LINGKARWILIS.COM – Pendiri aplikasi Telegram, Pavel Durov yang saat ini tengah menghadapi penyelidikan di Prancis, menyatakan bahwa otoritas Prancis seharusnya menyampaikan keluhan mereka langsung kepada perusahaan, bukan menahannya.
Pavel Durov menyebut penangkapannya sebagai ‘salah arah’ dan membantah tuduhan bahwa aplikasinya merupakan ‘surga anarkis’
Dalam komentar publik pertamanya sejak penahanannya bulan lalu, Parel Durov menegaskan bahwa penyelidikan terhadap Telegram mengejutkan karena otoritas Prancis memiliki akses ke “saluran telepon” yang ia bantu kembangkan dan dapat menghubungi perwakilan Telegram di Uni Eropa kapan saja.
Durov berpendapat bahwa jika sebuah negara tidak puas dengan layanan internet, praktik yang seharusnya dilakukan adalah mengambil tindakan hukum terhadap layanan itu sendiri.
Ia menilai bahwa menggunakan undang-undang yang berlaku sebelum era ponsel pintar untuk mendakwa seorang CEO atas kejahatan yang dilakukan oleh pihak ketiga di platform yang dikelolanya adalah pendekatan yang keliru.
Menurutnya, Telegram mungkin tidak sempurna tetapi ia membantah adanya penyalahgunaan terkait dengan aplikasi tersebut.
Melansir The Guardian, pria kelahiran Rusia itu juga menyatakan bahwa klaim yang menyebut Telegram sebagai “surga anarkis” adalah tidak benar, menegaskan bahwa mereka menghapus jutaan posting dan saluran yang merugikan setiap hari.
Durov, yang kini berkewarganegaraan Prancis, ditahan akhir bulan lalu di Prancis dalam penyelidikan terkait gambar pelecehan seksual anak, perdagangan narkoba, dan transaksi penipuan yang melibatkan aplikasi tersebut.
Ia didakwa oleh pengadilan Prancis karena diduga mengizinkan aktivitas kriminal di Telegram, namun ia terhindar dari penahanan di penjara dengan membayar jaminan sebesar €5 juta. Ia dibebaskan dengan syarat harus melapor ke kantor polisi dua kali seminggu dan tetap tinggal di Prancis.

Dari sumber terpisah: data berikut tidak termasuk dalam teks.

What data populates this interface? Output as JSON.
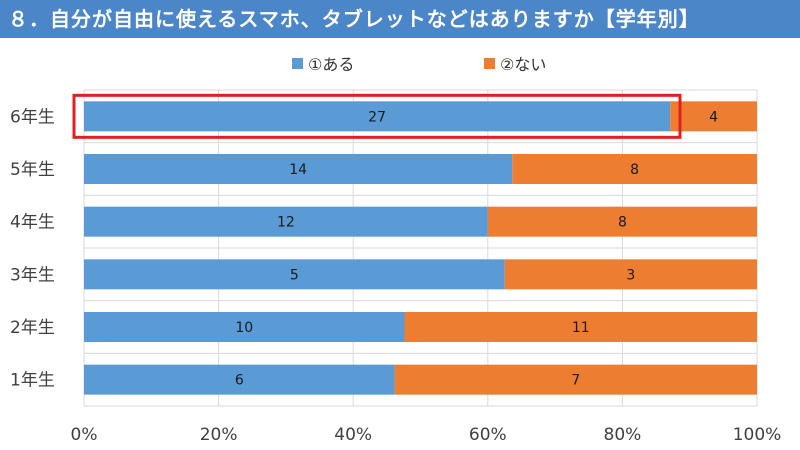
{
  "title": "８．自分が自由に使えるスマホ、タブレットなどはありますか【学年別】",
  "colors": {
    "title_bg": "#4a86c8",
    "series_1": "#5b9bd5",
    "series_2": "#ed7d31",
    "highlight": "#e02020",
    "grid": "#d9d9d9",
    "text": "#404040"
  },
  "legend": [
    {
      "label": "①ある"
    },
    {
      "label": "②ない"
    }
  ],
  "chart_data": {
    "type": "bar",
    "orientation": "horizontal",
    "stacked": "percent",
    "title": "８．自分が自由に使えるスマホ、タブレットなどはありますか【学年別】",
    "categories": [
      "6年生",
      "5年生",
      "4年生",
      "3年生",
      "2年生",
      "1年生"
    ],
    "series": [
      {
        "name": "①ある",
        "values": [
          27,
          14,
          12,
          5,
          10,
          6
        ]
      },
      {
        "name": "②ない",
        "values": [
          4,
          8,
          8,
          3,
          11,
          7
        ]
      }
    ],
    "x_ticks": [
      "0%",
      "20%",
      "40%",
      "60%",
      "80%",
      "100%"
    ],
    "xlim": [
      0,
      100
    ],
    "grid": true,
    "legend_position": "top",
    "highlighted_category": "6年生"
  }
}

Tuduhan terhadap Durov mencakup keterlibatan dalam penyebaran gambar seksual anak dan sejumlah pelanggaran lainnya di aplikasi perpesanan tersebut.
Penangkapannya yang mendadak telah memicu perdebatan mengenai tanggung jawab pidana Telegram, serta isu kebebasan berbicara dan pembatasan pemerintah.